Namentlich genannt wird in dem Artikel der frühere Google-Manager Andy Rubin, der für die Android-Software zuständig war. Er sei 2014 wegen sexuellen Fehlverhaltens entlassen und trotzdem noch mit 90 Millionen Dollar abgefunden worden. Die „Times“ stützte sich auf nicht näher genannte Gewährsleute und Gerichtsdokumente, die teils aus dem laufenden Scheidungsverfahren zwischen Rubin und seiner Frau stammen.

Ein Sprecher Rubins wies die Darstellung zurück. Er sei aus freien Stücken gegangen und nie über Vorwürfe sexuellen Fehlverhaltens unterrichtet worden. Gleichwohl räume Rubin einvernehmliche sexuelle Beziehungen zu Google-Angestellten ein, die ihm nicht unterstanden seien. Somit habe er sich an damalige Google-Richtlinien gehalten, sagte Sprecher Sam Singer.

Konzern führte strengere Regeln ein

Allerdings berichtete die „Times“, dass Google zwei weitere Manager geschützt habe, denen sexuelles Fehlverhalten vorgeworfen worden sei: einer habe ein Abfindungspaket bekommen, der andere sei auf seinem Posten belassen worden.

Unternehmenschef Pichai ging nicht direkt auf die Anschuldigungen ein und bestritt den Bericht auch nicht. Zugleich räumte er ein, dass der Artikel „schwer zu verdauen“ sei.

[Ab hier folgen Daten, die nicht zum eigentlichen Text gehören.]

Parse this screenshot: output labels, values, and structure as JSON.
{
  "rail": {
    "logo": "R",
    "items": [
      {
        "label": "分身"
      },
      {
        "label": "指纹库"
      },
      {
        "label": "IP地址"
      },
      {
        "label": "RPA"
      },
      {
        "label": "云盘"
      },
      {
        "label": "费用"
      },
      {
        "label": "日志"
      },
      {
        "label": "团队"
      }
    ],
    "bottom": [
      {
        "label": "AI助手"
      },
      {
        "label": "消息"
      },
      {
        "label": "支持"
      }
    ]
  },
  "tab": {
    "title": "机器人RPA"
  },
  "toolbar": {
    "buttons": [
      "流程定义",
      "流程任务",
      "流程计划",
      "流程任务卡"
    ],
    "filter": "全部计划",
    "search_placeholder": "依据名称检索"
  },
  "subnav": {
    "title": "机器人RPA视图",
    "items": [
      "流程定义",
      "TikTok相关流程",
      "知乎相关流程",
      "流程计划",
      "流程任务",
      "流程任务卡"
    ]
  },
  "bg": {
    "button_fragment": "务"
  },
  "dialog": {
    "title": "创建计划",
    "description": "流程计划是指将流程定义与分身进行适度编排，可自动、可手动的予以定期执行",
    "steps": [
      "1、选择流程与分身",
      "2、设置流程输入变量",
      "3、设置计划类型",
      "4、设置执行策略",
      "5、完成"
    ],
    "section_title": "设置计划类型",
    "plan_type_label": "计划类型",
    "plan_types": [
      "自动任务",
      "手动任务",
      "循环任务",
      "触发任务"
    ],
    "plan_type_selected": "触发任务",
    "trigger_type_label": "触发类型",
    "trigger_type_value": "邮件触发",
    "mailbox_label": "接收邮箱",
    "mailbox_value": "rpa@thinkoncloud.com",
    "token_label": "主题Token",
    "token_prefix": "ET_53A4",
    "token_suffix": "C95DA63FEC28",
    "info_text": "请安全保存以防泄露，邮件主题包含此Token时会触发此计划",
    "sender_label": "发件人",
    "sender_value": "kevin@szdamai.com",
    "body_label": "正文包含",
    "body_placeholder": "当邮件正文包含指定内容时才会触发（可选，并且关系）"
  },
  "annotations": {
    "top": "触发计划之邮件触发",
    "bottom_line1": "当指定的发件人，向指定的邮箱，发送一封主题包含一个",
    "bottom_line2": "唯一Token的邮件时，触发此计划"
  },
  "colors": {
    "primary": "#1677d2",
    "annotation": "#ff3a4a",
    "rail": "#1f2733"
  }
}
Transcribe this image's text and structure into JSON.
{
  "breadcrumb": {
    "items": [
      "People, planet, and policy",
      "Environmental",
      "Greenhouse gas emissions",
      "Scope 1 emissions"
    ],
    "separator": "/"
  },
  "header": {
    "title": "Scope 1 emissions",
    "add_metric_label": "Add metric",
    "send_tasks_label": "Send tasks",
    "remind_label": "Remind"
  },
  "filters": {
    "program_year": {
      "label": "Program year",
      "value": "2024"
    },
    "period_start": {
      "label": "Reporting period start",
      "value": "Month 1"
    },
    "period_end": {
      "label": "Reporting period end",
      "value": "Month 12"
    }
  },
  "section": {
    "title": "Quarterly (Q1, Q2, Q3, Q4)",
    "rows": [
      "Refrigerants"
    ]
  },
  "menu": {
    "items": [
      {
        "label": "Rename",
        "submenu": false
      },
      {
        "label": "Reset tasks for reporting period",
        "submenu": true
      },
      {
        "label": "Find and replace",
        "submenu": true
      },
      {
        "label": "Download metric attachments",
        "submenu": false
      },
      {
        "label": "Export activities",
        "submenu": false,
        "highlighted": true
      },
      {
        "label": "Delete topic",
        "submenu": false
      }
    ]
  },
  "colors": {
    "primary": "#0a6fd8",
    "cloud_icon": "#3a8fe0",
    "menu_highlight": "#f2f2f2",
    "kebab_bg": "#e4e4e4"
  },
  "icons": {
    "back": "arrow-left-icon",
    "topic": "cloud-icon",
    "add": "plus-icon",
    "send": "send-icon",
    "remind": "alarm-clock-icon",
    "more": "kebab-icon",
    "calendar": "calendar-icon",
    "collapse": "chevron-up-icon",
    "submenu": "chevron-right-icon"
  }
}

In der E-Mail an seine Mitarbeiter zeigte sich Pichai denn auch bemüht, deutlich zu machen, dass sich die Zeiten bei Google nach dem Abgang Rubins verändert hätten. Schon 2015 habe der Konzern strengere Regeln eingeführt. Danach müssen Führungskräfte alle Beziehungen zu Angestellten offenlegen, auch wenn diese nicht in derselben Abteilung arbeiten oder kein offensichtliches Konfliktpotenzial vorliege. „Uns ist es todernst damit, einen sicheren und integrativen Arbeitsplatz zu gewährleisten“, schrieb er.

Die Enthüllungen um sexuelle Belästigung sind trotz der Beteuerungen ein Rückschlag für das 20 Jahre alte Unternehmen, das in seiner Frühphase das Firmenmotto „Sei nicht böse“ ausgab. Mittlerweile hat sich Google unter dem Dach des Mutterkonzerns Alphabet den Slogan „Tue das Richtige“ auf die Fahnen geschrieben. Die jüngsten Vorfälle werfen auch ein Schlaglicht auf eine Kultur im Silicon Valley, die seit Jahren von männlichen High-Tech-Experten dominiert wird, die aus Sicht von Kritikern oft noch immer den Nimbus von Mitgliedern von Studentenverbindungen haben.